With @consideRatio we were thinking of putting some examples on how all the pieces can be put together to make a rich scientific computing environment. Components I have in mind:

• Various kernels (Spark included)
• Dask
• R Server

It should include a detailed explanation for those less familiar with Docker / k8s and a few simple use cases. It would cover then this issue. I could start writing the docs in a few weeks.

It'd be nice if you could also include a brief introduction on how this compares with Jupyter Enterprise Gateway.

I've successfully setup and am using a cluster w/ jupyterlab via the Kubernetes+Helm method. To use jupyterhub, is it recommend to use the same Helm approach (without jupyter server), and use an independent jupyterhub setup? Is it tricky to setup communication between them?

I looked briefly at the native Kubernetes work, but it's not clear to me one can make a heterogenous worker environment (i.e. some GPU workers, some big-disk workers, etc.)

Look at the kubespawner, it has a feature to define several profile where you can add different requests :)

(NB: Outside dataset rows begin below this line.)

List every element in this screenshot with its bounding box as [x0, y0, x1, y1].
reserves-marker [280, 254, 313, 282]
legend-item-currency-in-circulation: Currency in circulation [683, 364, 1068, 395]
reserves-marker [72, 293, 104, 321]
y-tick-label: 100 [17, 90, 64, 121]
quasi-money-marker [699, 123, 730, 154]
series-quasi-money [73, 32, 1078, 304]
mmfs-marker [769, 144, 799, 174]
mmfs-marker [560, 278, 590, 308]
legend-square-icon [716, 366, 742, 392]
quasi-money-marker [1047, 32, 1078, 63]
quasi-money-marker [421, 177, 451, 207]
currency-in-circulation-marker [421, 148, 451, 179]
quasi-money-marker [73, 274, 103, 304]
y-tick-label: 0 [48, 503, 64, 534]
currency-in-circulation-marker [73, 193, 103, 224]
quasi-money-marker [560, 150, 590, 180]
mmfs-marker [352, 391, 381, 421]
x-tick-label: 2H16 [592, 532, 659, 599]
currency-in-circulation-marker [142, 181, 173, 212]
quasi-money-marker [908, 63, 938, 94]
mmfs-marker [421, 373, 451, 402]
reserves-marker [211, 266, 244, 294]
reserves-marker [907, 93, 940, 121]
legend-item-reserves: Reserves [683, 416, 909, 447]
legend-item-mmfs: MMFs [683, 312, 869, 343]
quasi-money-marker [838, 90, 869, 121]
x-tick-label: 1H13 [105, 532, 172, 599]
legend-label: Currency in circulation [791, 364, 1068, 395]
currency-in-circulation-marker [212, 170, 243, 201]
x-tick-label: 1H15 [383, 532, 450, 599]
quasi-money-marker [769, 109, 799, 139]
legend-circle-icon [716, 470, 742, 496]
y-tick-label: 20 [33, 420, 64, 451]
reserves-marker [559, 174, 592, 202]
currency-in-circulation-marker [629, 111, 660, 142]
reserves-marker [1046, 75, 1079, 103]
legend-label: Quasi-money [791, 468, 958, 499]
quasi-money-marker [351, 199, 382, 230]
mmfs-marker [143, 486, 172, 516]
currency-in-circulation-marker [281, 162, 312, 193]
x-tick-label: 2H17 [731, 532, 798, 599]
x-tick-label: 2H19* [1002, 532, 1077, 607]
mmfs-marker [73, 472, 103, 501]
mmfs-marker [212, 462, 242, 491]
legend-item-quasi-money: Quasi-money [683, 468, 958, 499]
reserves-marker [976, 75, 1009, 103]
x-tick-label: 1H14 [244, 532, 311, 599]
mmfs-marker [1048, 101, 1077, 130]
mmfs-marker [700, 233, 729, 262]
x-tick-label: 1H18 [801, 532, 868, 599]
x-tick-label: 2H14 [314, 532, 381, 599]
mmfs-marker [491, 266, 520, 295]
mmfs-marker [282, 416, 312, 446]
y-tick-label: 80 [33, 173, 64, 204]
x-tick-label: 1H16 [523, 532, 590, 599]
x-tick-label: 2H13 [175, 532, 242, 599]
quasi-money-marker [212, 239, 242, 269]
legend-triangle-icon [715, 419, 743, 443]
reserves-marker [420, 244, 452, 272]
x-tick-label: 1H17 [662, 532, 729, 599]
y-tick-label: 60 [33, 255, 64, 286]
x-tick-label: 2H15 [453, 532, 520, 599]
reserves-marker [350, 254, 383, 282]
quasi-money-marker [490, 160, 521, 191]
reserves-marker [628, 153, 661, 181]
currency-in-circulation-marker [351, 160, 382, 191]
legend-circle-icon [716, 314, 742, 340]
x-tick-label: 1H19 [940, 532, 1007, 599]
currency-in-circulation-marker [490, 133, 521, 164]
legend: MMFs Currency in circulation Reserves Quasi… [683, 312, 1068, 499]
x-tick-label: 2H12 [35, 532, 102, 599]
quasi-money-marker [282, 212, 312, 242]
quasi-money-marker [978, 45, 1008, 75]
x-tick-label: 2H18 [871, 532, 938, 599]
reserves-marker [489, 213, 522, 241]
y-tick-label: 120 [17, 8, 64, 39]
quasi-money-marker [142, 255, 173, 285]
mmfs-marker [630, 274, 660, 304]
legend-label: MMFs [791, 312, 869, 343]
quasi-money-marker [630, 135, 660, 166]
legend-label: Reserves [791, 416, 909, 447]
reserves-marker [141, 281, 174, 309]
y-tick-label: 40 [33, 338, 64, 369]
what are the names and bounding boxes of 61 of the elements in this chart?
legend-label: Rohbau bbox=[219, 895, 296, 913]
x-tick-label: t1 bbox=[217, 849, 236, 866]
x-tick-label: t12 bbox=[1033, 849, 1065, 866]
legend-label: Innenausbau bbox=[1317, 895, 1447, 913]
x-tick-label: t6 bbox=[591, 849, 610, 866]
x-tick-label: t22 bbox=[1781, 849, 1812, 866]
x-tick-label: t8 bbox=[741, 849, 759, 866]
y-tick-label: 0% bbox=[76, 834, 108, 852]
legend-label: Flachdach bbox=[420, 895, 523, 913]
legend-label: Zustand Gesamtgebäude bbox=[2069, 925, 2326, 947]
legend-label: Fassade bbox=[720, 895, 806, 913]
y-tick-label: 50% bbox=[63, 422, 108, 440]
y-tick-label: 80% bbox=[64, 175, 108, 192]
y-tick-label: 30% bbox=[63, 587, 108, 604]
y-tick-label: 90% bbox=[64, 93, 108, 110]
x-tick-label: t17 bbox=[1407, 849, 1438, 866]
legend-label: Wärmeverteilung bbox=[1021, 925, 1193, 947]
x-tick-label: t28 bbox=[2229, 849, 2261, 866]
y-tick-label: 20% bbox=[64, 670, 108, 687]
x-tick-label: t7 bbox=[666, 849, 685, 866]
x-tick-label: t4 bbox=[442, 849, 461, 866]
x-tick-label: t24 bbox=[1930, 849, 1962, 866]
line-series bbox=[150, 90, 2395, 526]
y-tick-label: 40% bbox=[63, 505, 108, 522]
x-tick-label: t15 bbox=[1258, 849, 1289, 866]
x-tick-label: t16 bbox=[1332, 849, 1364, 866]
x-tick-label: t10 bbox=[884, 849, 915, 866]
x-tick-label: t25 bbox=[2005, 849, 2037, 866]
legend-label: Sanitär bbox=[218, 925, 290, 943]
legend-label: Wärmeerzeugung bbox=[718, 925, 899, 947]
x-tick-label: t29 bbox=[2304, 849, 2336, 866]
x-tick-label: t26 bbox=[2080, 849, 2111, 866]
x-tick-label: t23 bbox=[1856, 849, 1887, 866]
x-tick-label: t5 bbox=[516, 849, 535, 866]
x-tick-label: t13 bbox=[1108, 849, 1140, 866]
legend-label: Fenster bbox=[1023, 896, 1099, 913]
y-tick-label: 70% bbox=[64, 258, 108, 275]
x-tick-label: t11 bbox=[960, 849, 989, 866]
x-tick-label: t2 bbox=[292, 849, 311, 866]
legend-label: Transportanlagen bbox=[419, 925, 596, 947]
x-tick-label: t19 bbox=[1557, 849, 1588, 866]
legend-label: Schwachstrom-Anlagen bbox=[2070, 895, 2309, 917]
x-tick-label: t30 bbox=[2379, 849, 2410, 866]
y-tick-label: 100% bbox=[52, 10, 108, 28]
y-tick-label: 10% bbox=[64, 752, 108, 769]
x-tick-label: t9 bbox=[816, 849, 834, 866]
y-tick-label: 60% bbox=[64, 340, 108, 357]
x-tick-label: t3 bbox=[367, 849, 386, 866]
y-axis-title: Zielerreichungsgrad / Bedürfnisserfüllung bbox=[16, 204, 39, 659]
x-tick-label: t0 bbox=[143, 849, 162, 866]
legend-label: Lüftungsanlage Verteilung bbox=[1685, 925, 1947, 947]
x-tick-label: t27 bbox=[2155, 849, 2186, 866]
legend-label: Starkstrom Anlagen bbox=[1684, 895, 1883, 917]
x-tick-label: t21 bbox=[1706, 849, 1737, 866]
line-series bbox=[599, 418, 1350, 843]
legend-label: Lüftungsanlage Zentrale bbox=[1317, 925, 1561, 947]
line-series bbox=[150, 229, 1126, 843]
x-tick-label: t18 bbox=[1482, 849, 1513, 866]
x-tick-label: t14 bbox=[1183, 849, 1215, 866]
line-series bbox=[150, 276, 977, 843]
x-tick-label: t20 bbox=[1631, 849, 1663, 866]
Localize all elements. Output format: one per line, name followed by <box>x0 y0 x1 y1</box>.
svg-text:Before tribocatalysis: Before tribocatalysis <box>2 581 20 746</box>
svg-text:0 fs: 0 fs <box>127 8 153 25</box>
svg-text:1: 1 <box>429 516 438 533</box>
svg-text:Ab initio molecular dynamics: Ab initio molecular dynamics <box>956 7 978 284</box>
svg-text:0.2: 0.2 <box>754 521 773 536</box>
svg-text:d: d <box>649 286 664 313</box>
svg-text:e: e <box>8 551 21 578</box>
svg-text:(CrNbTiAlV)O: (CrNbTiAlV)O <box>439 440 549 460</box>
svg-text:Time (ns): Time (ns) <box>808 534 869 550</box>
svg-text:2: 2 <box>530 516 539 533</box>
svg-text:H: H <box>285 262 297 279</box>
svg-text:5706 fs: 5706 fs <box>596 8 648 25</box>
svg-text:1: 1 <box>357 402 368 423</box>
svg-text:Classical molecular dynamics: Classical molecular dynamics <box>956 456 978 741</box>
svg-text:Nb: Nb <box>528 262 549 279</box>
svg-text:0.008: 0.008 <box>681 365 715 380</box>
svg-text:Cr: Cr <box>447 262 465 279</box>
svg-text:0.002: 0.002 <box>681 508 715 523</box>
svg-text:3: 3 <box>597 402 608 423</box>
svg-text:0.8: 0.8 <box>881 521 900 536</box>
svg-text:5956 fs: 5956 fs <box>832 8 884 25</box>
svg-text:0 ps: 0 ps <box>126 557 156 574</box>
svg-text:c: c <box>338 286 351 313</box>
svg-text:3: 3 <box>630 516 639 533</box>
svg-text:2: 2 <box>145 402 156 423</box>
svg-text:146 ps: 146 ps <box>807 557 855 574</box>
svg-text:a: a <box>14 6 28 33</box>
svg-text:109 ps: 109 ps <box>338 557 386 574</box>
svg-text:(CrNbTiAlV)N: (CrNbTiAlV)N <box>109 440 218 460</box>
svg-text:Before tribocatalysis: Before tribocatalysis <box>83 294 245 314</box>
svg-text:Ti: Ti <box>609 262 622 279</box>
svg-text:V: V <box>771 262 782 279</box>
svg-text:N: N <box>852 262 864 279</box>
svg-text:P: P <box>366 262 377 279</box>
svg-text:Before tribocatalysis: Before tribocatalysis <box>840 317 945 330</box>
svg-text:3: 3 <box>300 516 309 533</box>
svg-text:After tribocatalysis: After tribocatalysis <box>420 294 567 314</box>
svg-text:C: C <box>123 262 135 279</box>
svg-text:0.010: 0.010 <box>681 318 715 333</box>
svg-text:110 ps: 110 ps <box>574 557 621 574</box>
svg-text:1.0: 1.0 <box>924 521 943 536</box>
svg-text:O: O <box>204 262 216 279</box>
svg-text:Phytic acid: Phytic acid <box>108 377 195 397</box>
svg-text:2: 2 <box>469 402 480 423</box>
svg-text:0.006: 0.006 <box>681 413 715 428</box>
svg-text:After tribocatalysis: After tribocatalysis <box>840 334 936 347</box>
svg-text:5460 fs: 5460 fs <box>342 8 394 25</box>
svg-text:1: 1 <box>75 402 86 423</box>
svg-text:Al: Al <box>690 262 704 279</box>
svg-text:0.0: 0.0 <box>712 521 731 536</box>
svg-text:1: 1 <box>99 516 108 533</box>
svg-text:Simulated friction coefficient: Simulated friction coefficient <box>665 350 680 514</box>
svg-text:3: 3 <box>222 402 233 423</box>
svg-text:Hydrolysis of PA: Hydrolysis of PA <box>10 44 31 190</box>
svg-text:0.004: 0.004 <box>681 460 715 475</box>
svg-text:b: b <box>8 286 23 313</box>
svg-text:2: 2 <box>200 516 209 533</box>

Thanks for the point @gsemet. The kubespawner homepage indicates this is for launching different notebooks. My use case, related to this issue, is to launch a single dask cluster with different types of workers (pods), each with a different set of dask resources.

I do this currently using a modification of the dask helm repo, with additional worker configurations. It launches several jupyter notebooks by default. I'd like to move to the hub model, where we can have multiple users, persistent disk, etc.

Not sure if anyone has mentioned it here yet but you may want to check out Dask Gateway.

cc @jcrist

Dask Gateway is a Helm chart that can be installed alongside Z2JH, which is what the Pangeo helm chart has done recently. I'm closing this issue as outdated and hard to take an action with regards to.

This marriage of dask (gateway) and jupyterhub looks super awesome:
https://blog.dask.org/2020/08/31/helm_daskhub

We launch the two helm charts separately, but will migrate to daskhub soon!